Identifying small mean-reverting portfolios

Introduction

Suppose you have a huge data set with assets and would like to construct a portfolio that is as mean reverting as possible while being sparse. How to filter out such a portfolio out of the data set? That is exactly what this code is meant to do.

Being sparse means that we don't want to have many assets. There are a few reasons for this:

High transaction costs
Overfitting
Instability
Little variance

Generally the more assets our portfolio has, the more mean reverting it is but the less volatile it is. We would like to find the golden middle of mean reverting and volatile enough while still being stable.

The set-up of this code was inspired by this article of Alex D'Aspremont. Nevertheless, the explanation below should be self-containing enough to understand the necessary theory to follow along with the provided code. Now, let's have some free lunch!

The portfolio

We assume that the assets in our portfolio satisfy the vector autoregressive process $$S_t = S_{t-1}A + Z_t,$$ where $S_t$ is the vector containing all asset values at time $t$, $A$ is an $n \times n$-matrix and $Z_t$ a vector of Gaussian noise with zero mean and covariance $\Sigma$. Without loss of generality, we can assume that the assets $S_t$ have zero mean.

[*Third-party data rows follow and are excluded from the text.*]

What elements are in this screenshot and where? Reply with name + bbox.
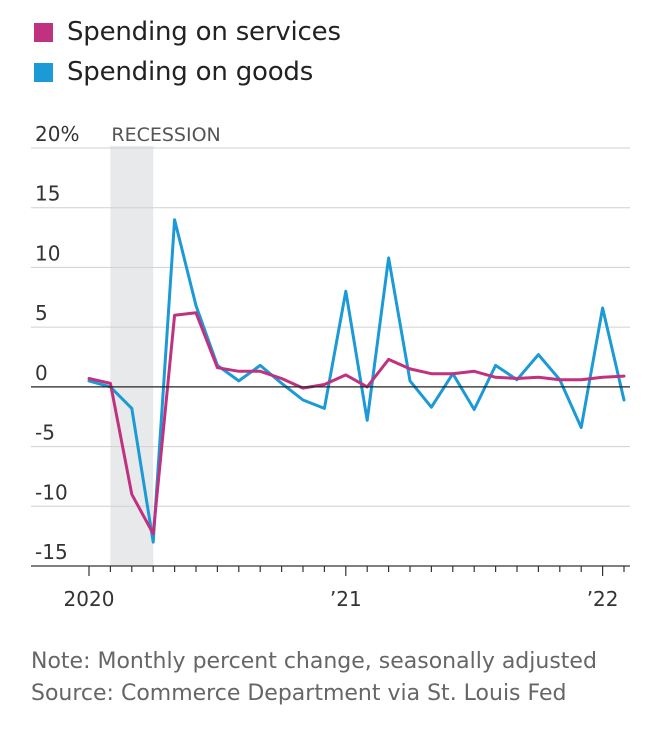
x-tick-label: ’22 <box>587 587 619 611</box>
legend-swatch-goods <box>34 62 53 82</box>
y-tick-label: -15 <box>35 540 68 564</box>
legend-label-goods: Spending on goods <box>67 57 314 87</box>
y-tick-label: 5 <box>35 301 48 325</box>
y-tick-label: 0 <box>35 361 48 385</box>
y-tick-label: -5 <box>35 421 55 445</box>
y-tick-label: 20% <box>35 122 79 146</box>
legend-item-goods: Spending on goods <box>34 52 341 92</box>
series-line-goods <box>87 218 626 544</box>
legend-swatch-services <box>34 22 53 42</box>
source-text: Source: Commerce Department via St. Loui… <box>31 681 567 706</box>
series-line-services <box>87 311 626 536</box>
legend-label-services: Spending on services <box>67 17 341 47</box>
legend-item-services: Spending on services <box>34 12 341 52</box>
x-tick-label: ’21 <box>330 587 362 611</box>
y-tick-label: 10 <box>35 241 60 265</box>
y-tick-label: -10 <box>35 480 68 504</box>
recession-label: RECESSION <box>111 124 220 146</box>
chart-notes: Note: Monthly percent change, seasonally… <box>31 646 597 710</box>
legend: Spending on services Spending on goods <box>34 12 341 92</box>
y-tick-label: 15 <box>35 182 60 206</box>
note-text: Note: Monthly percent change, seasonally… <box>31 649 597 674</box>
x-tick-label: 2020 <box>64 587 115 611</box>
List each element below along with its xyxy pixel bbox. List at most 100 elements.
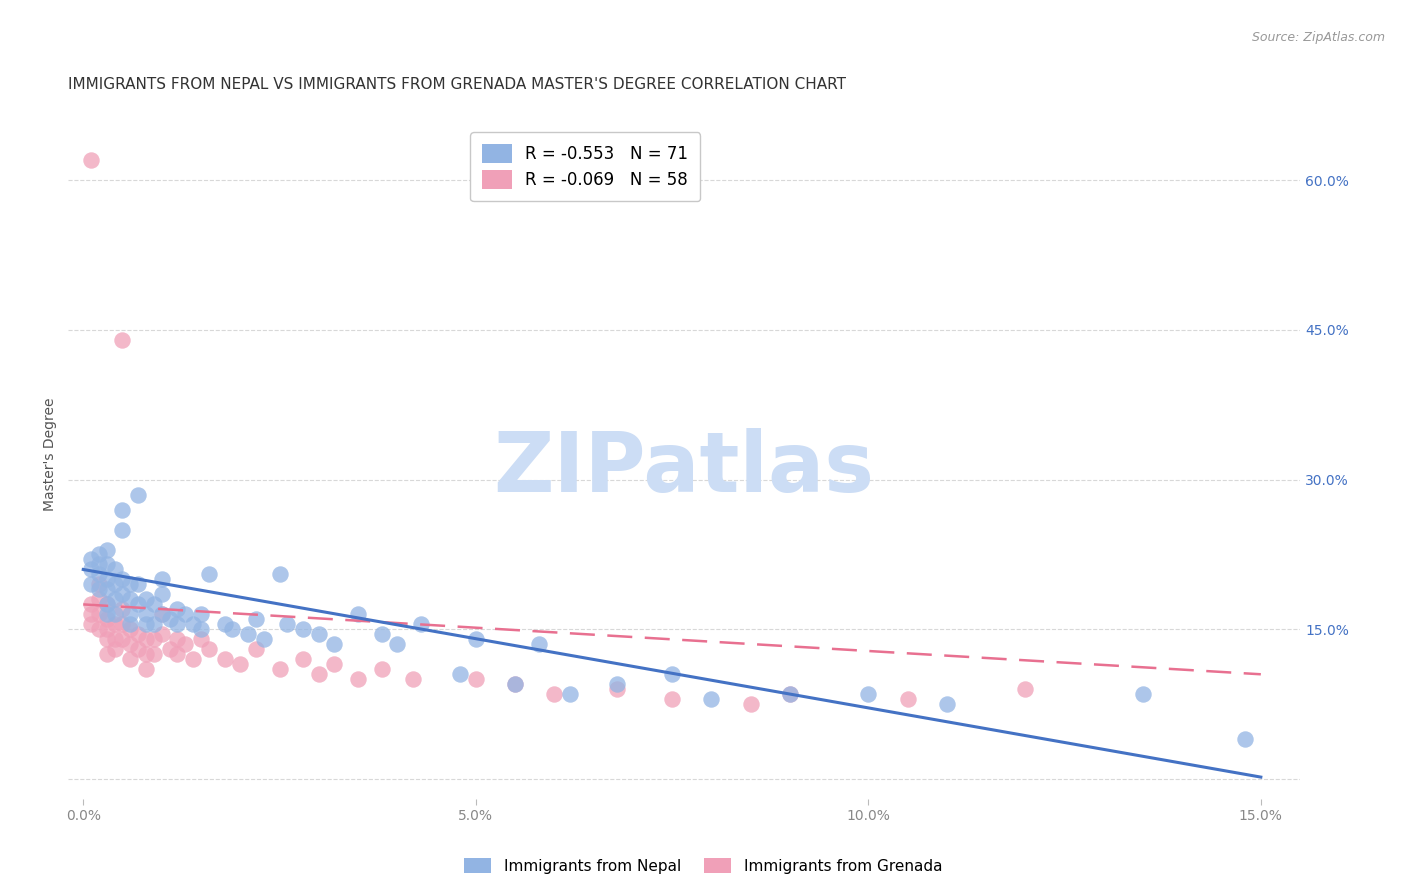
Point <box>1014 682 1036 697</box>
Point <box>111 617 134 632</box>
Point <box>503 677 526 691</box>
Point <box>276 617 298 632</box>
Point <box>111 333 134 347</box>
Point <box>181 617 204 632</box>
Point <box>104 617 127 632</box>
Point <box>120 592 142 607</box>
Point <box>111 632 134 647</box>
Point <box>606 677 628 691</box>
Point <box>96 542 118 557</box>
Point <box>661 667 683 681</box>
Point <box>245 612 267 626</box>
Point <box>135 592 157 607</box>
Point <box>606 682 628 697</box>
Point <box>87 582 110 597</box>
Point <box>120 607 142 622</box>
Y-axis label: Master's Degree: Master's Degree <box>44 398 58 511</box>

Our portfolio $P_t$ at time $t$ will simply be defined by $P_t = S_t x$, where $x$ is a vector of (normalized) portfolio weights. Our goal is to find a mean-reverting portfolio, which can be formulated as an Ornstein-Uhlenbeck process: $$\text{d}P_t = \lambda (\tilde{P} - P_t) \text{d}t + \sigma \text{d}Z_t.$$ $\text{d}P_t$ represents the change in portfolio value, $\lambda$ is the strength of mean reversion, $\sigma$ represents the variance of the noise and $Z_t$ the Gaussian standard noise.

Variance ratio and predictability

For simplicity, let us first assume that $n=1$ and hence $S_t$ is a single asset. Then one can define the predictability of the asset as $$\nu = \frac{E[(S_{t-1}A)^2]}{E[S_t^2]}.$$ Let's try to understand this intuitively: the term in the numerator is the variance of our predictions, and the term in the denominator is the variance of our asset. Hence, when $\nu$ is small, our assets have higher variance than the predictions, which means that we cannot predict our assets well using the model above. On the other hand, when $\nu$ is high, our predictions have higher variance than our assets, which means we can predict quite well using the above autoregressive model. Therefore, we see that $\nu$ can be used as a measure of mean reversion.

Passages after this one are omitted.